Today Is Flag Day, Unfortunately
Did you know today was a holiday? It is. It is Flag Day, when we’re all supposed to fly the American flag somewhere, in commemoration of the Second Continental Congress’s June 14th, 1777 adoption of the design commonly, but, many believe, mistakenly, attributed to Philadelphian seamstress Betsy Ross. The best thing about this holiday, to me, is that it reminds me of my favorite song by the Housemartins. (That’s former Housemartins singer Paul Heaton, above, performing it last year.) The worst thing about it is pretty much everything else. I don’t like flags.
I don’t like flags mostly for the same reason that I don’t like any of the other trappings of nationalism. The Marxist hippie pipe-dream thing of imagining that the world would be a better place without countries. No lines drawn on maps to divide people. Nothing to kill or die for and all that. No religion, too.
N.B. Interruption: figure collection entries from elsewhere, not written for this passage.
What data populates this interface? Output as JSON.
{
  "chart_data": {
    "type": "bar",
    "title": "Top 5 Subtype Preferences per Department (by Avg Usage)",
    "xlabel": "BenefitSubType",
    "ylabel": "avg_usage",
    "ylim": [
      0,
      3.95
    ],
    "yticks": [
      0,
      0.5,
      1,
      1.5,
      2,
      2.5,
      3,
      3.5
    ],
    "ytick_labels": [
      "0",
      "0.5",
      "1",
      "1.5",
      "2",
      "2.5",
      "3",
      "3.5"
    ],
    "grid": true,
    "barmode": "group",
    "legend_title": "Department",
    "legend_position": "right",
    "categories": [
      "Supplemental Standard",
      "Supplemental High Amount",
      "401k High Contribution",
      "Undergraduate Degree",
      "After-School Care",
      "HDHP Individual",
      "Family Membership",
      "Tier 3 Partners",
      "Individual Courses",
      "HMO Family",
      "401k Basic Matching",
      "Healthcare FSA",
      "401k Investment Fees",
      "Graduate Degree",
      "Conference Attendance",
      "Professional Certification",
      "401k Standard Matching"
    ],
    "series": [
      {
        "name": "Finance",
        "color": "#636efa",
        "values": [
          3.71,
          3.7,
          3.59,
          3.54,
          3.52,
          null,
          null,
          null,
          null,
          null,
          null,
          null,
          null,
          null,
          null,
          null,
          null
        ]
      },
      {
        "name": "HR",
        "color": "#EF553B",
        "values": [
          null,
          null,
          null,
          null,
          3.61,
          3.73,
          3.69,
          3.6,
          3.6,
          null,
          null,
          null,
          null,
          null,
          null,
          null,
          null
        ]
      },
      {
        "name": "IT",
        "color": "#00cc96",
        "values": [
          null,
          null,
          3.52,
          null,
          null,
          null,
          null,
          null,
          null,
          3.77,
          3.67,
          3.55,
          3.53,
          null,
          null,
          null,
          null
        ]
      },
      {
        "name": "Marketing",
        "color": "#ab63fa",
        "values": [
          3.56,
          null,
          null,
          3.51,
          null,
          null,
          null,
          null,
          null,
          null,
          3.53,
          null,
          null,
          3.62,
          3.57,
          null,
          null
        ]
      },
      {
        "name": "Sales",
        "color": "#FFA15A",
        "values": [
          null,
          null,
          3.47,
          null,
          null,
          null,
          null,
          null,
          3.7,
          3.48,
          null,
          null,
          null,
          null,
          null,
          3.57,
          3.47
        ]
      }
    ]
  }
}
I understand, though, that like all pipe-dreams, a world without countries is probably unrealistic. Or in fact, were it possible, undesirable. I’m not an anarchist, and the notion of a single-body world government is of course fraught with its own problems — those both logistical and of the sci-fi dystopia, Illuminatus, United Nations’ blue-helmeted variety. (I’m sure THE MACHINES will handle at least the logistics part well.) So, I guess, countries might be our best bet. All my wishes are only lies.
But still, flags do seem to embody and encourage all the worst aspects of nationalism. Something to rally around and salute, to get mad about if, God forbid, this piece of cloth material touches the ground. Bursts of signifying color to wave in big crowds while we shout the name of our country, to let everybody else know: We are us, you are not. We choose us.
I also happen to think our flag, the American one, is ugly. Blocky and overly primary colored. Off-puttingly un-semetrical, and yet still rigid and staid. I know this particular analysis is specious. It’s hard to separate the aesthetics of an image so loaded with symbolism and meaning, and we get so much of the latter fed to us for our entire lives. But, I really don’t much like it. If we really need to have to have a flag — and, again, I don’t think we do. How great would it be if a new country, Southern Sudan, say, just decided, “Nope, no thanks. No flag for us. We think saluting an inanimate object is stupid.” But if we really need to have a flag, wouldn’t it be nicer if we could have one like Mauritania, or Palua? Or Barbados?
Now that’s a good-looking flag. It’s like the old Seattle Mariners caps. I miss them.
But again, a pipe-dream. Here in the U.S.A., we’re stuck with the flag we’ve got. Old glory. And everybody’s always going to expect us not to draw on it or step on it or light it on fire. Until THE MACHINES reassign us one that’s just a bar code. That will better, sort of.
Today is also World Blood Donor Day. Which is a holiday I can more easily get behind. Though don’t try the thing where you give blood and then go drinking right after to catch a cheaper buzz. A friend of mine in college did that once and fell down a flight of stairs and split open his chin. He had to go to the hospital for stitches. He still has the scar.